早期からの抗ウイルス薬による治療を行うメリット

  • 有症状期間を短縮し、合併症(肺炎、呼吸不全、小児の中耳炎など)のリスクを軽減
  • 入院患者の場合、成人では死亡率を減少し、小児では入院期間を短縮
  • 発症後48時間以内に治療を開始すると効果が最大
  • 下記の高リスクの方には、確定診断前でも治療開始を推奨

可能な限り早く抗ウイルス治療を開始することが推奨される状況

  • 2歳以下もしくは65歳以上の場合
  • 慢性疾患として肺、心、腎、肝、血液、代謝、神経疾患を持つ場合
  • 免疫抑制状態にある場合
  • 妊婦中もしくは出産後2週間以内の場合 
  • 19歳以下でアスピリン長期投与を受けている場合
  • 病的肥満(BMIが40以上)の場合
  • 長期療養施設等の入所者

外来患者の治療

生来健康な場合でも、48時間以内に開始できるならば抗ウイルス治療を考慮

使用が推奨される抗ウイルス薬は、経口タミフル、吸入リレンザ、静注ラピアクタなど

入院患者(重症例)の治療

48時間以内に開始できなくても、重症化や死亡率を下げる効果があるかも

重症もしくは致死的インフルエンザに対する抗ウイルス薬の使用法は未確立

  •  経口タミフルが推奨
  • タミフルが使用できない場合は、静注ラピアクタを考慮
  • 状態に応じて5日間以上の投与期間延長を検討
  • 状態に応じて倍量以上の投与を考慮

とされています。インフルエンザウイルスに対する抗ウイルス薬は、処方箋なしに薬局で入手することが出来ませんので、インフルエンザにかかった場合は早めに医療機関を受診しましょう。特に高齢者や上記の高リスクの方々は重症化しやすく入院が必要になることもあります。

予防接種について

インフルエンザワクチンは、

  • 前年流行の三種類(A型2種類、B型1種類)の混合
  • 12月中旬までに1回ないし2回接種
  • 効果は接種2週間後から約5ヶ月間
  • 発病を50%阻止し、重症化を80%阻止

と言われています。

予防

インフルエンザの予防には、以下のことに気をつけましょう。

インフルエンザワクチンを接種する
人混みを避ける
感染したヒトが触った直後のドアノブなどに触り、そのまま目、鼻、口に触るなどの行為を避けましょう
手洗いをこまめに行う
手洗いは、インフルエンザ感染を予防するのに最も効果的な方法です。手洗いは石鹸と流水で20秒以上行いましょう。
マスクを着用する
マスクを着用することで、飛沫感染を予防することができます。
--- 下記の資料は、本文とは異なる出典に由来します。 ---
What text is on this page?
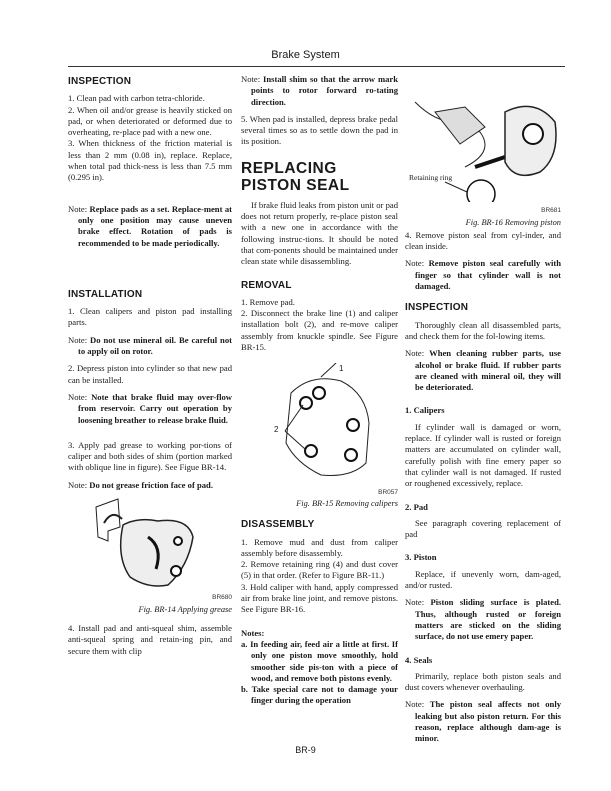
Brake System
INSPECTION

1. Clean pad with carbon tetra-chloride.

2. When oil and/or grease is heavily sticked on pad, or when deteriorated or deformed due to overheating, re-place pad with a new one.

3. When thickness of the friction material is less than 2 mm (0.08 in), replace. Replace, when total pad thick-ness is less than 7.5 mm (0.295 in).

Note: Replace pads as a set. Replace-ment at only one position may cause uneven brake effect. Rotation of pads is recommended to be made periodically.

INSTALLATION

1. Clean calipers and piston pad installing parts.

Note: Do not use mineral oil. Be careful not to apply oil on rotor.

2. Depress piston into cylinder so that new pad can be installed.

Note: Note that brake fluid may over-flow from reservoir. Carry out operation by loosening breather to release brake fluid.

3. Apply pad grease to working por-tions of caliper and both sides of shim (portion marked with oblique line in figure). See Figue BR-14.

Note: Do not grease friction face of pad.

BR680
Fig. BR-14 Applying grease

4. Install pad and anti-squeal shim, assemble anti-squeal spring and retain-ing pin, and secure them with clip

Note: Install shim so that the arrow mark points to rotor forward ro-tating direction.

5. When pad is installed, depress brake pedal several times so as to settle down the pad in its position.

REPLACING PISTON SEAL

If brake fluid leaks from piston unit or pad does not return properly, re-place piston seal with a new one in accordance with the following instruc-tions. It should be noted that com-ponents should be maintained under clean state while disassembling.

REMOVAL

1. Remove pad.

2. Disconnect the brake line (1) and caliper installation bolt (2), and re-move caliper assembly from knuckle spindle. See Figure BR-15.

2
1
BR057
Fig. BR-15 Removing calipers
DISASSEMBLY

1. Remove mud and dust from caliper assembly before disassembly.

2. Remove retaining ring (4) and dust cover (5) in that order. (Refer to Figure BR-11.)

3. Hold caliper with hand, apply compressed air from brake line joint, and remove pistons. See Figure BR-16.

Notes:

a. In feeding air, feed air a little at first. If only one piston move smoothly, hold smoother side pis-ton with a piece of wood, and remove both pistons evenly.

b. Take special care not to damage your finger during the operation

Retaining ring
BR681
Fig. BR-16 Removing piston

4. Remove piston seal from cyl-inder, and clean inside.

Note: Remove piston seal carefully with finger so that cylinder wall is not damaged.

INSPECTION

Thoroughly clean all disassembled parts, and check them for the fol-lowing items.

Note: When cleaning rubber parts, use alcohol or brake fluid. If rubber parts are cleaned with mineral oil, they will be deteriorated.

1. Calipers

If cylinder wall is damaged or worn, replace. If cylinder wall is rusted or foreign matters are accumulated on cylinder wall, carefully polish with fine emery paper so that cylinder wall is not damaged. If rusted or roughened excessively, replace.

2. Pad

See paragraph covering replacement of pad

3. Piston

Replace, if unevenly worn, dam-aged, and/or rusted.

Note: Piston sliding surface is plated. Thus, although rusted or foreign matters are sticked on the sliding surface, do not use emery paper.

4. Seals

Primarily, replace both piston seals and dust covers whenever overhauling.

Note: The piston seal affects not only leaking but also piston return. For this reason, replace although dam-age is minor.

BR-9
マスクは口と鼻を完全に覆うようにしましょう。
水分や栄養をしっかりと摂る
十分な休息をとる

インフルエンザの診断から登校や出勤を再開するまで

小児の場合

 学校保健安全法施行規則第19条において「インフルエンザ(特定鳥インフルエンザ及び新型インフルエンザ等感染症を除く。)にあつては、発症した後五日を経過し、かつ、解熱した後二日(幼児にあつては、三日)を経過するまで。」となっています。

成人の場合

 成人の場合は出勤再開に関して特に決まりはありません。医学的には、インフルエンザ感染発症後7日間はウイルス排泄量が多目と言われていますので、解熱してからも他人にうつさないよう咳エチケットなどに注意が必要です。